Can you share more? I'm with OpenRouter and we would love to address this! We don't see this in our own testing, I don't believe -- but will share this feedback and dig in.
Just try. In a case last week it was ~3x and I tried multiple providers: deepseek, gmicloud/fp8, novita/fp8, and another one I can't remember. It was a large job where at least 2/3rds of the start of the prompts was exactly the same (literally a static string).
Then I read somewhere (I think X) that OpenRouter adds stuff and breaks caching (telemetry? headers? can't remember). So I stopped the job, switched to actual DeepSeek provider, and voilá, caching 3x more tokens per request (on average).
Can you share more? I'm with OpenRouter and we would love to address this! We don't see this in our own testing, I don't believe -- but will share this feedback and dig in.
Here is some data from my experience using both deepseek v4 flash directly, and deepseek v4 flash via openrouter.
Directly: 135M input tokens - $0.57 (134M cached)
Via OpenRouter 6M tokens - $0.81 (caching stats & inp/out not reported)
Caching is a huge win with using deepseek directly.
Just try. In a case last week it was ~3x and I tried multiple providers: deepseek, gmicloud/fp8, novita/fp8, and another one I can't remember. It was a large job where at least 2/3rds of the start of the prompts was exactly the same (literally a static string).
Then I read somewhere (I think X) that OpenRouter adds stuff and breaks caching (telemetry? headers? can't remember). So I stopped the job, switched to actual DeepSeek provider, and voilá, caching 3x more tokens per request (on average).
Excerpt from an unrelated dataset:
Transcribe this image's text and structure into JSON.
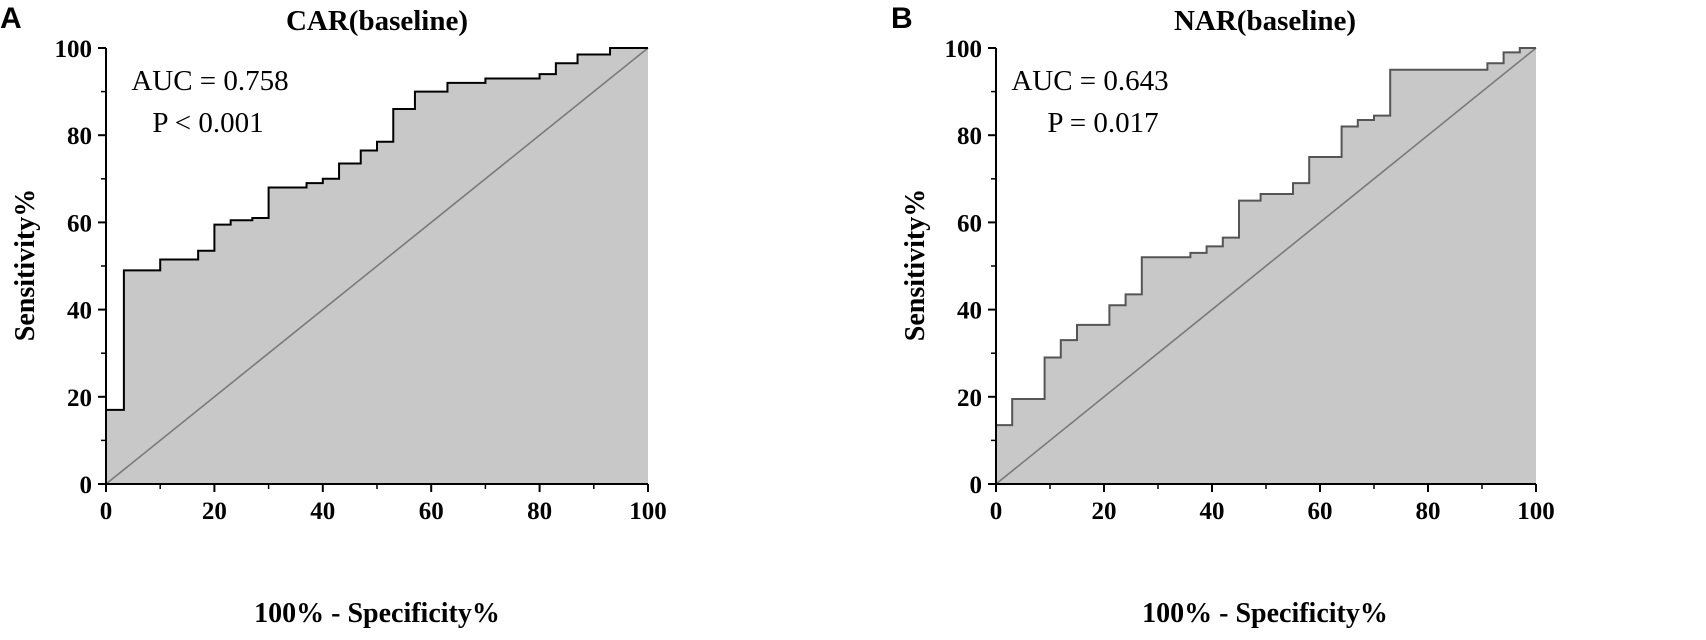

> switched to actual DeepSeek provider
I meant actual DeepSeek API.
I am experiencing this using Opencode. Caching works fine via Deepseek API but not so good via Openrouter
Yes, I definitely noticed a problem with openrouter and deepseek v4 pro. It's much more expensive.
When you say Deepseek API, you mean servers in China? Or is it a copy of the model operated and run by OpenRouter?